There was never any doubt as to what Cali was going to do.
She and Scott had partaken of a few too many cocktails one night, ended up in bed together and the condom broke. It was no secret that she'd nursed a monster crush on him for as long as they'd known each other, but she knew she couldn't have the baby. She never wanted him to think she'd done it to trap him. And even at 25, she wasn't ready for motherhood with all its necessary losses of freedom.
She and Scott agreed to split the cost and I made the appointment for her. Even though she knew she was doing the right thing, good Catholic girls don't schedule abortions.

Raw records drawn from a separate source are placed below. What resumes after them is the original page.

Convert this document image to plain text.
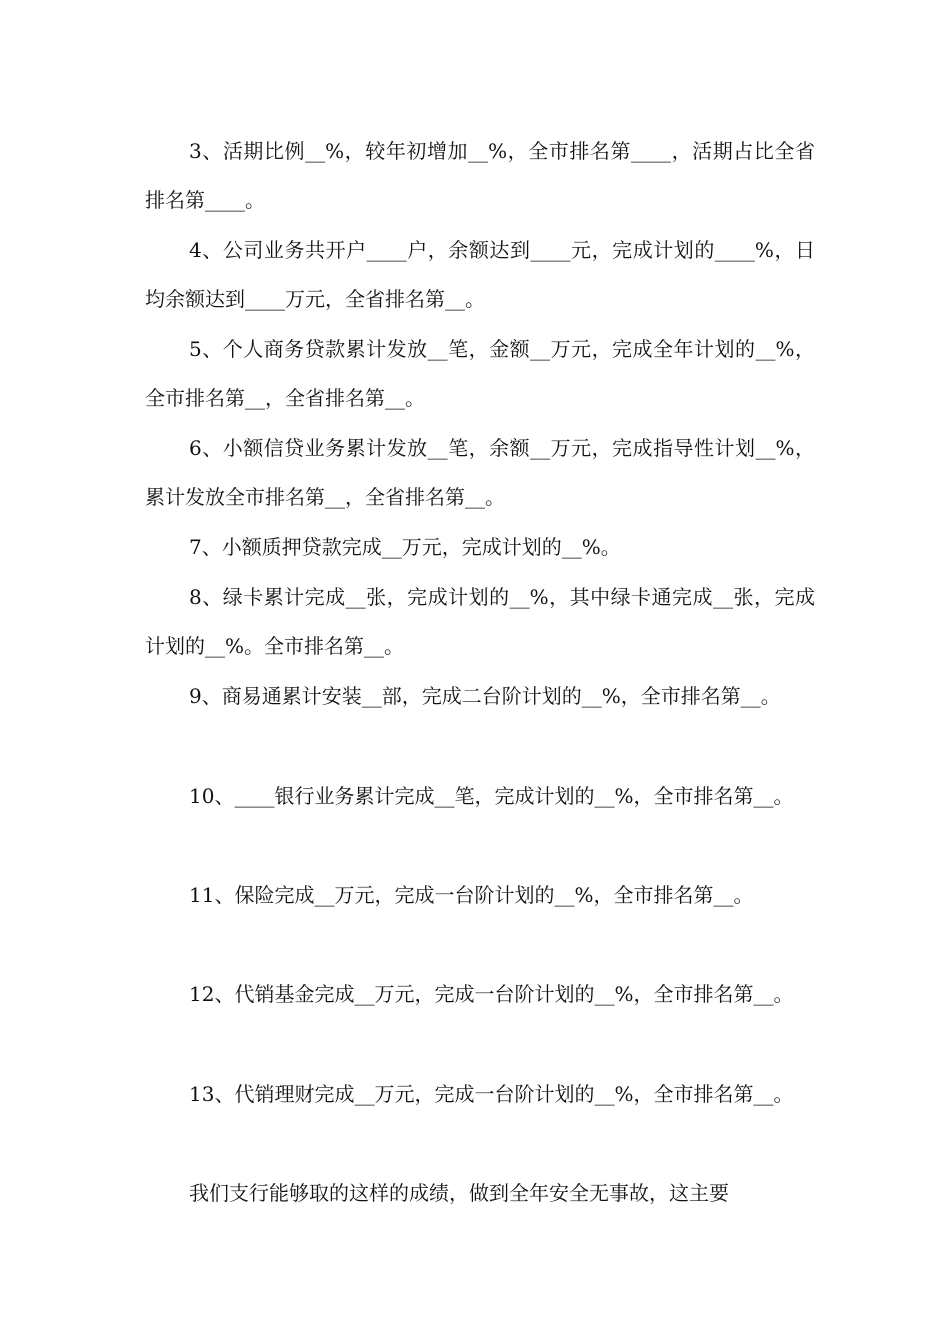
3、活期比例__%，较年初增加__%，全市排名第____，活期占比全省排名第____。

4、公司业务共开户____户，余额达到____元，完成计划的____%，日均余额达到____万元，全省排名第__。

5、个人商务贷款累计发放__笔，金额__万元，完成全年计划的__%，全市排名第__，全省排名第__。

6、小额信贷业务累计发放__笔，余额__万元，完成指导性计划__%，累计发放全市排名第__，全省排名第__。

7、小额质押贷款完成__万元，完成计划的__%。

8、绿卡累计完成__张，完成计划的__%，其中绿卡通完成__张，完成计划的__%。全市排名第__。

9、商易通累计安装__部，完成二台阶计划的__%，全市排名第__。

10、____银行业务累计完成__笔，完成计划的__%，全市排名第__。

11、保险完成__万元，完成一台阶计划的__%，全市排名第__。

12、代销基金完成__万元，完成一台阶计划的__%，全市排名第__。

13、代销理财完成__万元，完成一台阶计划的__%，全市排名第__。

我们支行能够取的这样的成绩，做到全年安全无事故，这主要
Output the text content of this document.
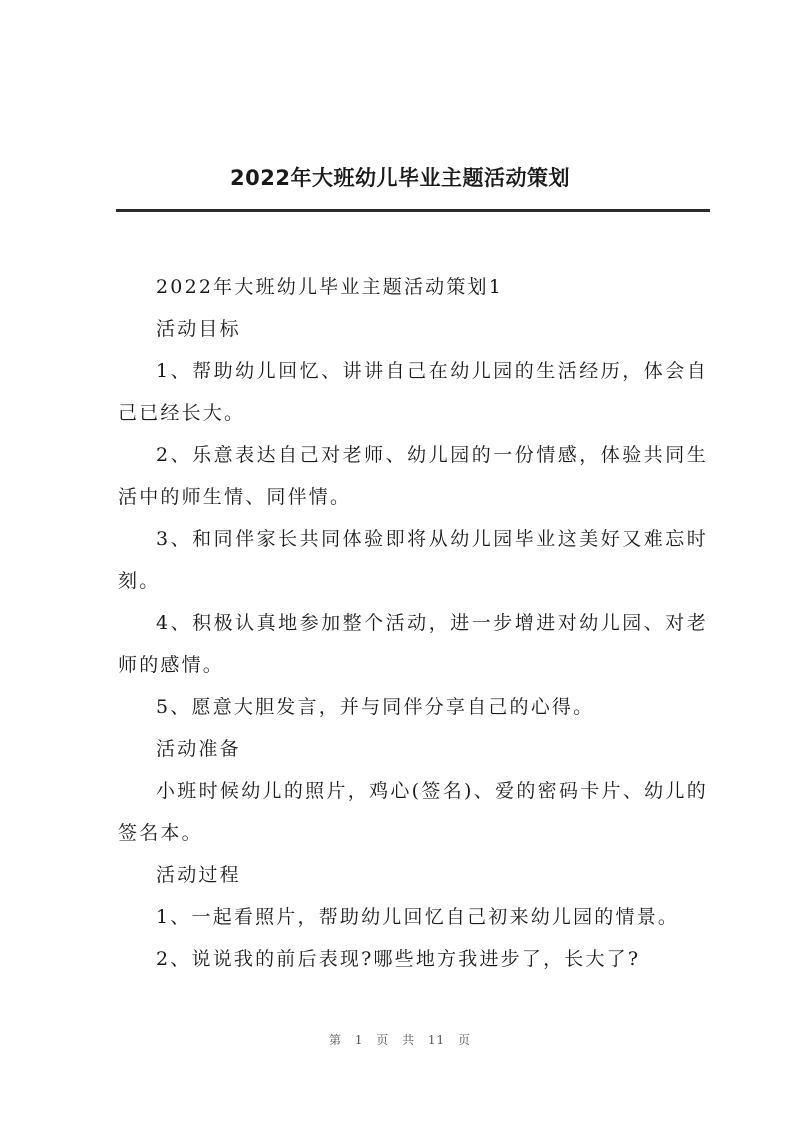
2022年大班幼儿毕业主题活动策划

2022年大班幼儿毕业主题活动策划1

活动目标

1、帮助幼儿回忆、讲讲自己在幼儿园的生活经历，体会自己已经长大。

2、乐意表达自己对老师、幼儿园的一份情感，体验共同生活中的师生情、同伴情。

3、和同伴家长共同体验即将从幼儿园毕业这美好又难忘时刻。

4、积极认真地参加整个活动，进一步增进对幼儿园、对老师的感情。

5、愿意大胆发言，并与同伴分享自己的心得。

活动准备

小班时候幼儿的照片，鸡心(签名)、爱的密码卡片、幼儿的签名本。

活动过程

1、一起看照片，帮助幼儿回忆自己初来幼儿园的情景。

2、说说我的前后表现?哪些地方我进步了，长大了?

第 1 页 共 11 页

They didn't want anyone else to know so I was their lone sounding board. Late-night phone calls flew, anxiety nipping at the wires. She was terrified out of her mind. He was worried she was going to change her mind. And I was concerned about losing mine.
Despite that, it felt strangely familiar. I'm always the one my friends turn to for support. I'm always objective, always even-tempered, always the pillar of strength. A pillar with cracks I show to no one lest I look "weak."
A few days before the procedure, Cali asked me if I would go into the operating room with her. Scott offered (albeit half-heartedly he can't even stomach the sight of a paper cut) but she said no, she wanted me there. It seemed an easy decision I've always been staunchly pro-choice, not to mention the fact that if there was ever a time my friends needed me, it was now.
I just didn't stop to think about who would be there for me.
I'd scheduled it for a Wednesday instead of a Saturday, since I knew the pro-lifers staged their protests on the weekends. As distraught as Cali already was the last thing she needed was to be dragged through a mass of zealots.
Eventually I was called from the waiting room to join her. I walked through the cool corridor, my Reeboks squeaking on the linoleum. It wasn't until the nurse directed me to room number five that the impact of the past three weeks hit me. And suddenly I froze in my tracks.
Me, everybody's rock. Me, who'd always been the "strong, level-headed one." I was having a mid-level panic attack and yet I was expected to walk into that little room and be someone else's courage. I wasn't sure I had enough to spare.
Me, everybody's rock, was starting to crumble.
I gave myself an imagination-induced slap across the face and walked into the room. Cali had the Walkman clamped firmly to her ears to block out the sound of the vacuum. Engima, I remember.
And in an extremely short amount of time it was over and she was safely in the recovery room. I called Scott to tell him the news and went out to the parking garage to have a cigarette.
Then I let myself fall apart. Slumped against the cold concrete wall, I cried. For Cali's pain. For Scott's panic. For the friendship we shared that I knew would never be the same.
And finally, for myself.
When was the last time you crumbled?